This is not to say that Symbian will soon be discontinued, and Nokia expects to sell another 150 million Symbian phones. In fact, at meetings with press and analysts held in London this morning, Elop said there would be "fresh new innovation in Symbian," and new handsets, depending on "the rate at which Windows Phone 7 comes down the price continuum."

However, the word "harvest" cropped up a few times. The plan involves slashing Symbian R&D to as close to zero as possible, and raking in the money from the installed base of about 1.3bn Symbian phone users. In a perfect world, the decline in Symbian sales would be slightly slower than the growth in WP7 sales. Much of the previous R&D budget would therefore turn into profit, since most of the software R&D will now be done by Microsoft.
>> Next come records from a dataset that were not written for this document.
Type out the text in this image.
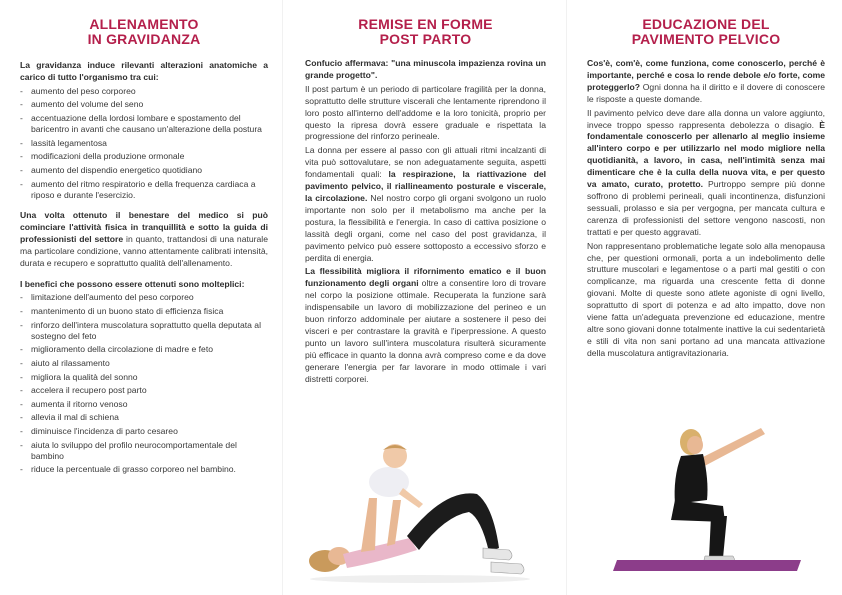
ALLENAMENTO
IN GRAVIDANZA

La gravidanza induce rilevanti alterazioni anatomiche a carico di tutto l'organismo tra cui:

- aumento del peso corporeo
- aumento del volume del seno
- accentuazione della lordosi lombare e spostamento del baricentro in avanti che causano un'alterazione della postura
- lassità legamentosa
- modificazioni della produzione ormonale
- aumento del dispendio energetico quotidiano
- aumento del ritmo respiratorio e della frequenza cardiaca a riposo e durante l'esercizio.

Una volta ottenuto il benestare del medico si può cominciare l'attività fisica in tranquillità e sotto la guida di professionisti del settore in quanto, trattandosi di una naturale ma particolare condizione, vanno attentamente calibrati intensità, durata e recupero e soprattutto qualità dell'allenamento.

I benefici che possono essere ottenuti sono molteplici:

- limitazione dell'aumento del peso corporeo
- mantenimento di un buono stato di efficienza fisica
- rinforzo dell'intera muscolatura soprattutto quella deputata al sostegno del feto
- miglioramento della circolazione di madre e feto
- aiuto al rilassamento
- migliora la qualità del sonno
- accelera il recupero post parto
- aumenta il ritorno venoso
- allevia il mal di schiena
- diminuisce l'incidenza di parto cesareo
- aiuta lo sviluppo del profilo neurocomportamentale del bambino
- riduce la percentuale di grasso corporeo nel bambino.
REMISE EN FORME
POST PARTO

Confucio affermava: "una minuscola impazienza rovina un grande progetto".

Il post partum è un periodo di particolare fragilità per la donna, soprattutto delle strutture viscerali che lentamente riprendono il loro posto all'interno dell'addome e la loro tonicità, proprio per questo la ripresa dovrà essere graduale e rispettata la progressione del rinforzo perineale.

La donna per essere al passo con gli attuali ritmi incalzanti di vita può sottovalutare, se non adeguatamente seguita, aspetti fondamentali quali: la respirazione, la riattivazione del pavimento pelvico, il riallineamento posturale e viscerale, la circolazione. Nel nostro corpo gli organi svolgono un ruolo importante non solo per il metabolismo ma anche per la postura, la flessibilità e l'energia. In caso di cattiva posizione o lassità degli organi, come nel caso del post gravidanza, il pavimento pelvico può essere sottoposto a eccessivo sforzo e perdita di energia.

La flessibilità migliora il rifornimento ematico e il buon funzionamento degli organi oltre a consentire loro di trovare nel corpo la posizione ottimale. Recuperata la funzione sarà indispensabile un lavoro di mobilizzazione del perineo e un buon rinforzo addominale per aiutare a sostenere il peso dei visceri e per contrastare la gravità e l'iperpressione. A questo punto un lavoro sull'intera muscolatura risulterà sicuramente più efficace in quanto la donna avrà compreso come e da dove generare l'energia per far lavorare in modo ottimale i vari distretti corporei.

EDUCAZIONE DEL
PAVIMENTO PELVICO

Cos'è, com'è, come funziona, come conoscerlo, perché è importante, perché e cosa lo rende debole e/o forte, come proteggerlo? Ogni donna ha il diritto e il dovere di conoscere le risposte a queste domande.

Il pavimento pelvico deve dare alla donna un valore aggiunto, invece troppo spesso rappresenta debolezza o disagio. È fondamentale conoscerlo per allenarlo al meglio insieme all'intero corpo e per utilizzarlo nel modo migliore nella quotidianità, a lavoro, in casa, nell'intimità senza mai dimenticare che è la culla della nuova vita, e per questo va amato, curato, protetto. Purtroppo sempre più donne soffrono di problemi perineali, quali incontinenza, disfunzioni sessuali, prolasso e sia per vergogna, per mancata cultura e carenza di professionisti del settore vengono nascosti, non trattati e per questo aggravati.

Non rappresentano problematiche legate solo alla menopausa che, per questioni ormonali, porta a un indebolimento delle strutture muscolari e legamentose o a parti mal gestiti o con complicanze, ma riguarda una crescente fetta di donne giovani. Molte di queste sono atlete agoniste di ogni livello, soprattutto di sport di potenza e ad alto impatto, dove non viene fatta un'adeguata prevenzione ed educazione, mentre altre sono giovani donne totalmente inattive la cui sedentarietà e stili di vita non sani portano ad una mancata attivazione della muscolatura antigravitazionaria.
As for Qt, Elop said: "We are not proposing a 'put Qt on Windows Phone' strategy." This met with some ire when Nokia posted its Letter to Developers about Today’s News. But it's not being killed off. Qt will continue on the MeeGo platform, which Nokia will use to try to create the next "disruptive" system.

Stephen Elop from Nokia and Steve Ballmer from Microsoft on stage in London Stephen Elop from Nokia and Steve Ballmer from Microsoft on stage in London

Nokia's Mobile Phones division will also continue with the low-end mobiles and cheap feature phones that make up about half its business. This division's task will be to get the next billion users online, mostly via proxy server systems.

Elop has, as expected, negotiated a sweetheart deal with Microsoft. It will pay royalties for WP7, but Microsoft will kick back "substantial" sums in "sales and marketing support". Nokia will also have a "substantial influence on the future of Windows Mobile phone". This will ensure support for Nokia technologies, and enable it to provide "differentiation". As Elop said, "this is not your mother's OEM deal with Microsoft".

So, why WP7 instead of Android? Previously, I'd argued that adopting Android would put it behind its biggest rival. This is not Apple or RIM but Samsung. (On Gartner's numbers, Nokia shifted 461.3 million phones in 2010. Samsung was in second place, selling 281.1m phones.) Nokia would be a late starter in Android, whereas Samsung already has a lot of software expertise, hardware manufacturing skills, operator relationships and customer mindshare.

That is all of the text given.